According to one opinion, BOP account should make a clear distinction between the “autonomous” or “market induced” transactions and “accommodating” transactions undertaken by the central banks and governments etc. The authorities are expected to undertake only the accommodating transaction. In effect, however, their transactions cover both varieties and this poses a problem of estimating the overall BOP surplus/deficit. Thus, for example, governments frequently enter into defence deals or deals motivated by political considerations, and the transactions of central banks (including those meant for ensuring an orderly working of the foreign exchange market).
(ii) International Institutions:
Similarly, international institutions are not residents of any specific country, but their activities generate huge volumes of inter-country transactions and their offices have to be located somewhere.
(iii) Illegal Transactions:
Illegal transactions like smuggling and transfer of funds through Havana and other channels also pose their own problems. Such transactions do not find a place in the official BOP accounts. To some extent, they are also cancelled by compensatory movements. But they add to the problems of (a) inadequate coverage and (b) discrepancy in data. 2.
Classification of Items: For revealing their accounting and economic significance, external transactions of a country should be aggregated into categories which the authorities consider appropriate and relevant. However, there is no classification which can be rated as an ideal one for all countries and for all times. 3. Agreements and their Implementation: There is a time gap between legal agreements which govern the international flow of goods, services and capital funds, and the actual implementation of these agreements.

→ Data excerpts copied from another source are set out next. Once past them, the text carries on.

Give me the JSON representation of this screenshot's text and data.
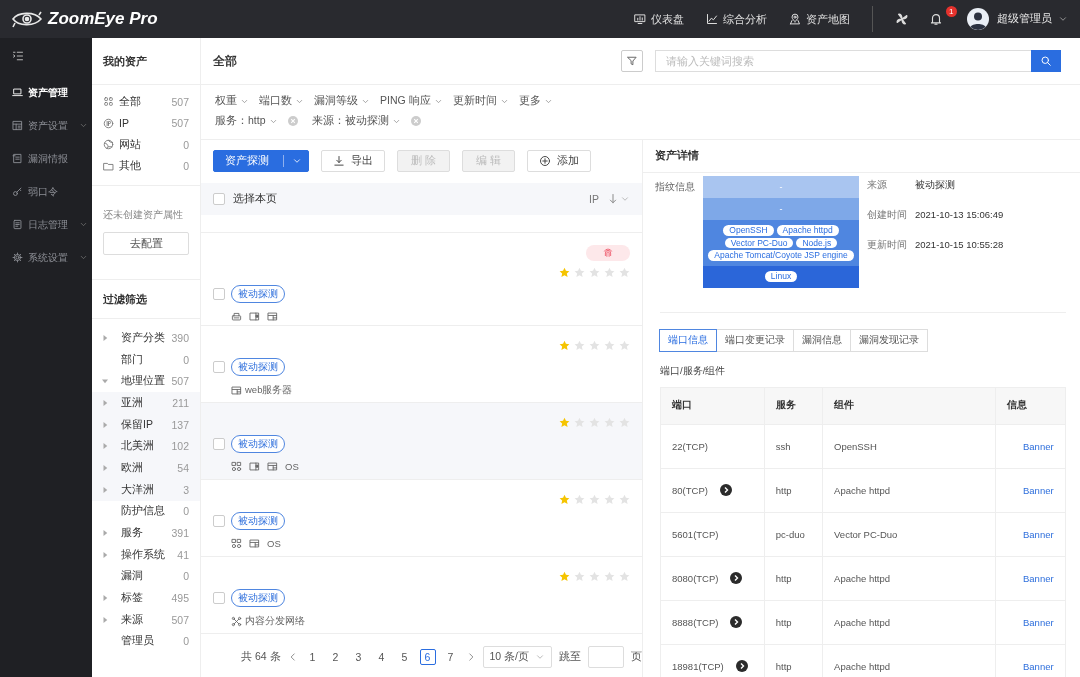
{
  "header": {
    "logo": "ZoomEye Pro",
    "nav": [
      {
        "label": "仪表盘",
        "kind": "dashboard"
      },
      {
        "label": "综合分析",
        "kind": "analysis"
      },
      {
        "label": "资产地图",
        "kind": "map"
      }
    ],
    "notifications": "1",
    "user": "超级管理员"
  },
  "sidebar": {
    "items": [
      {
        "label": "资产管理",
        "kind": "laptop",
        "selected": true,
        "submenu": false
      },
      {
        "label": "资产设置",
        "kind": "grid",
        "selected": false,
        "submenu": true
      },
      {
        "label": "漏洞情报",
        "kind": "doc",
        "selected": false,
        "submenu": false
      },
      {
        "label": "弱口令",
        "kind": "key",
        "selected": false,
        "submenu": false
      },
      {
        "label": "日志管理",
        "kind": "log",
        "selected": false,
        "submenu": true
      },
      {
        "label": "系统设置",
        "kind": "gear",
        "selected": false,
        "submenu": true
      }
    ]
  },
  "assets_panel": {
    "title": "我的资产",
    "categories": [
      {
        "label": "全部",
        "count": "507",
        "kind": "all"
      },
      {
        "label": "IP",
        "count": "507",
        "kind": "ip"
      },
      {
        "label": "网站",
        "count": "0",
        "kind": "site"
      },
      {
        "label": "其他",
        "count": "0",
        "kind": "other"
      }
    ],
    "empty_note": "还未创建资产属性",
    "config_button": "去配置",
    "filter_title": "过滤筛选",
    "filters": [
      {
        "label": "资产分类",
        "count": "390",
        "kind": "group",
        "expanded": false
      },
      {
        "label": "部门",
        "count": "0",
        "kind": "leaf"
      },
      {
        "label": "地理位置",
        "count": "507",
        "kind": "group",
        "expanded": true,
        "children": [
          {
            "label": "亚洲",
            "count": "211",
            "kind": "group",
            "expanded": false
          },
          {
            "label": "保留IP",
            "count": "137",
            "kind": "group",
            "expanded": false
          },
          {
            "label": "北美洲",
            "count": "102",
            "kind": "group",
            "expanded": false
          },
          {
            "label": "欧洲",
            "count": "54",
            "kind": "group",
            "expanded": false
          },
          {
            "label": "大洋洲",
            "count": "3",
            "kind": "group",
            "expanded": false
          }
        ]
      },
      {
        "label": "防护信息",
        "count": "0",
        "kind": "leaf"
      },
      {
        "label": "服务",
        "count": "391",
        "kind": "group",
        "expanded": false
      },
      {
        "label": "操作系统",
        "count": "41",
        "kind": "group",
        "expanded": false
      },
      {
        "label": "漏洞",
        "count": "0",
        "kind": "leaf"
      },
      {
        "label": "标签",
        "count": "495",
        "kind": "group",
        "expanded": false
      },
      {
        "label": "来源",
        "count": "507",
        "kind": "group",
        "expanded": false
      },
      {
        "label": "管理员",
        "count": "0",
        "kind": "leaf"
      }
    ]
  },
  "main": {
    "title": "全部",
    "search": {
      "placeholder": "请输入关键词搜索"
    },
    "dropdowns": [
      "权重",
      "端口数",
      "漏洞等级",
      "PING 响应",
      "更新时间",
      "更多"
    ],
    "active_filters": [
      {
        "label": "服务：http"
      },
      {
        "label": "来源：被动探测"
      }
    ],
    "toolbar": [
      {
        "label": "资产探测",
        "kind": "split",
        "disabled": false
      },
      {
        "label": "导出",
        "kind": "export",
        "disabled": false
      },
      {
        "label": "删 除",
        "kind": "plain",
        "disabled": true
      },
      {
        "label": "编 辑",
        "kind": "plain",
        "disabled": true
      },
      {
        "label": "添加",
        "kind": "add",
        "disabled": false
      }
    ],
    "select_all": {
      "label": "选择本页",
      "checked": false
    },
    "sort": {
      "label": "IP"
    },
    "rows": [
      {
        "checked": false,
        "highlighted": false,
        "alert": true,
        "stars": 1,
        "tag": "被动探测",
        "features": [
          {
            "kind": "device"
          },
          {
            "kind": "panel"
          },
          {
            "kind": "window"
          }
        ]
      },
      {
        "checked": false,
        "highlighted": false,
        "alert": false,
        "stars": 1,
        "tag": "被动探测",
        "features": [
          {
            "kind": "window",
            "label": "web服务器"
          }
        ]
      },
      {
        "checked": false,
        "highlighted": true,
        "alert": false,
        "stars": 1,
        "tag": "被动探测",
        "features": [
          {
            "kind": "nodes"
          },
          {
            "kind": "panel"
          },
          {
            "kind": "window"
          },
          {
            "kind": "text",
            "label": "OS"
          }
        ]
      },
      {
        "checked": false,
        "highlighted": false,
        "alert": false,
        "stars": 1,
        "tag": "被动探测",
        "features": [
          {
            "kind": "nodes"
          },
          {
            "kind": "window"
          },
          {
            "kind": "text",
            "label": "OS"
          }
        ]
      },
      {
        "checked": false,
        "highlighted": false,
        "alert": false,
        "stars": 1,
        "tag": "被动探测",
        "features": [
          {
            "kind": "network",
            "label": "内容分发网络"
          }
        ]
      }
    ],
    "pagination": {
      "total": "共 64 条",
      "pages": [
        {
          "label": "1",
          "selected": false
        },
        {
          "label": "2",
          "selected": false
        },
        {
          "label": "3",
          "selected": false
        },
        {
          "label": "4",
          "selected": false
        },
        {
          "label": "5",
          "selected": false
        },
        {
          "label": "6",
          "selected": true
        },
        {
          "label": "7",
          "selected": false
        }
      ],
      "page_size": "10 条/页",
      "jump_label": "跳至",
      "page_unit": "页"
    }
  },
  "detail": {
    "title": "资产详情",
    "fingerprint_label": "指纹信息",
    "layers": [
      {
        "color": "#a9c5f0",
        "label": "-"
      },
      {
        "color": "#7ea8e8",
        "label": "-"
      },
      {
        "color": "#4f86e0",
        "tags": [
          "OpenSSH",
          "Apache httpd",
          "Vector PC-Duo",
          "Node.js",
          "Apache Tomcat/Coyote JSP engine"
        ]
      },
      {
        "color": "#2b66d9",
        "tags": [
          "Linux"
        ]
      }
    ],
    "info": [
      {
        "label": "来源",
        "value": "被动探测"
      },
      {
        "label": "创建时间",
        "value": "2021-10-13 15:06:49"
      },
      {
        "label": "更新时间",
        "value": "2021-10-15 10:55:28"
      }
    ],
    "tabs": [
      {
        "label": "端口信息",
        "selected": true
      },
      {
        "label": "端口变更记录",
        "selected": false
      },
      {
        "label": "漏洞信息",
        "selected": false
      },
      {
        "label": "漏洞发现记录",
        "selected": false
      }
    ],
    "section_title": "端口/服务/组件",
    "table": {
      "columns": [
        "端口",
        "服务",
        "组件",
        "信息"
      ],
      "rows": [
        {
          "port": "22(TCP)",
          "jump": false,
          "service": "ssh",
          "component": "OpenSSH",
          "info": "Banner"
        },
        {
          "port": "80(TCP)",
          "jump": true,
          "service": "http",
          "component": "Apache httpd",
          "info": "Banner"
        },
        {
          "port": "5601(TCP)",
          "jump": false,
          "service": "pc-duo",
          "component": "Vector PC-Duo",
          "info": "Banner"
        },
        {
          "port": "8080(TCP)",
          "jump": true,
          "service": "http",
          "component": "Apache httpd",
          "info": "Banner"
        },
        {
          "port": "8888(TCP)",
          "jump": true,
          "service": "http",
          "component": "Apache httpd",
          "info": "Banner"
        },
        {
          "port": "18981(TCP)",
          "jump": true,
          "service": "http",
          "component": "Apache httpd",
          "info": "Banner"
        }
      ]
    }
  }
}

Consequently, a sizeable portion of external transactions of a country are spread over two or more BOP time intervals. And this poses a problem of allocating individual transactions to specific time intervals in an unambiguous manner. Additional complications arise regarding methodical collation of data, when the data relating to different parts of a single transaction, such as the sale of goods, their shipment and the payment) are collected by different agencies like the customs authorities, the tax authorities, the banking sector, and so on.
Loss and rejection of goods; default on payments, and so on also add to the difficulties of identification, adjustment, and time interval to which a transaction belongs. 4. Valuation: By their very nature, external transactions of a country cannot be aggregated in physical units; they have to be converted into monetary equivalents. This poses some problems of its own like the following: Conventionally, an import is valued c.i.f. (that is, its value is recorded inclusive of the “cost, insurance and freight”). In contrast, an export is valued f.
o.b. (that is, free on board or at the price which the exporter receives).
Consequently, there is an inherent tendency for the value of world imports to exceed the value of world exports. External transactions of a country involve conversion of values from one currency into another. This entails the use of a rate of exchange between the home currency and the “foreign currency”.
Consequently, under a flexible exchange rate system, transactions spread over time are associated with different exchange rates. And this creates additional problems of aggregating these transactions. Thus in India, an overwhelmingly large proportion of external transactions are denominated in a few foreign currencies and not in the Indian rupee.
Therefore, over time, the method of estimating rupee equivalents of the foreign currency transactions has been undergoing a revision from time to time.